Recovery Plan Requirements

The Federal Endangered Species Act of 1973 (ESA), mandates the National Oceanic and Atmospheric Administration, National Marine Fisheries Service (NMFS) to develop and implement recovery plans for the conservation and survival of ESA-listed species under NMFS jurisdiction. According to the 2004 NMFS Interim Recovery Planning Guidance:

Recovery is the process by which listed species and their ecosystems are restored and their future safeguarded to the point that protections under the ESA are no longer needed. A variety of actions may be necessary to achieve the goal of recovery, such as the ecological restoration of habitat or implementation of conservation measures with stakeholders. However, without a plan to organize, coordinate and prioritize the many possible recovery actions, the effort may be inefficient or even ineffective. The recovery plan serves as a road map for species recovery – it lays out where we need to go and how best to get there.

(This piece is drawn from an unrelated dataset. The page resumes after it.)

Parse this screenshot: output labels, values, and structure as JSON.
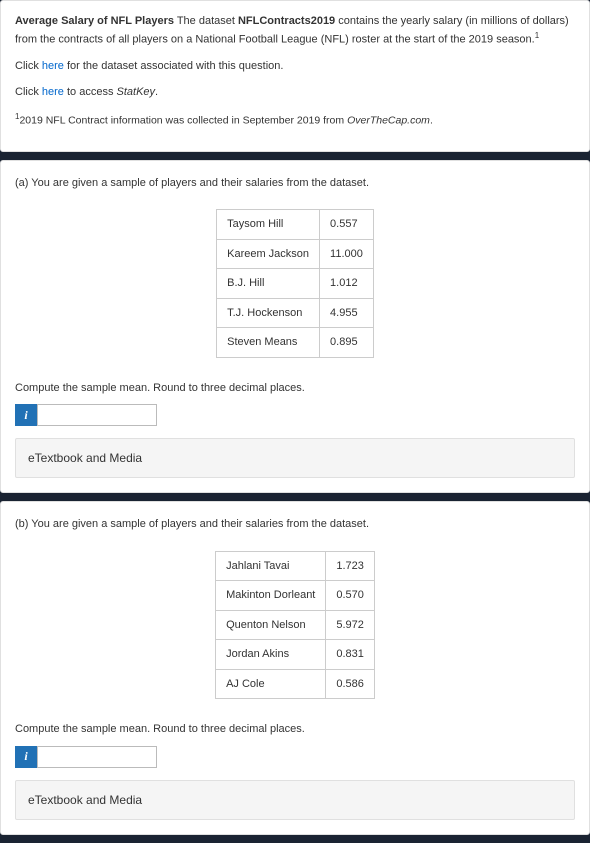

In April 2010, NMFS listed yelloweye rockfish as threatened and bocaccio endangered, each comprising a Distinct Population Segment (DPS) of the Puget Sound/Georgia Basin. Section 4(f) of the ESA requires NMFS to develop and implement a recovery plan for the conservation and survival of the DPSs, unless such a plan will not promote the conservation of the species.

The Recovery Plan must include:

A description of site-specific management actions that may be necessary to achieve the plan’s goal for the conservation and survival of the DPSs of yelloweye rockfish and bocaccio;

Objective, measurable criteria which, when met, would result in a determination that yelloweye rockfish and bocaccio may be removed from the ESA; and

Estimates of the time required and the cost to carry out those measures needed to achieve the plan’s goal and to achieve intermediate steps toward that goal.

In addition, NMFS Recovery Planning Guidelines stipulate that recovery plans must include a concise summary of the current status of the species and its life history, and an assessment of the factors that led to the population decline and/or which are impeding recovery. It is also important that the plan includes a comprehensive monitoring and evaluation program for gauging the effectiveness of recovery measures and overall progress toward recovery. Prior to the approval of any recovery plan, NMFS must provide public notice and an opportunity for public comment.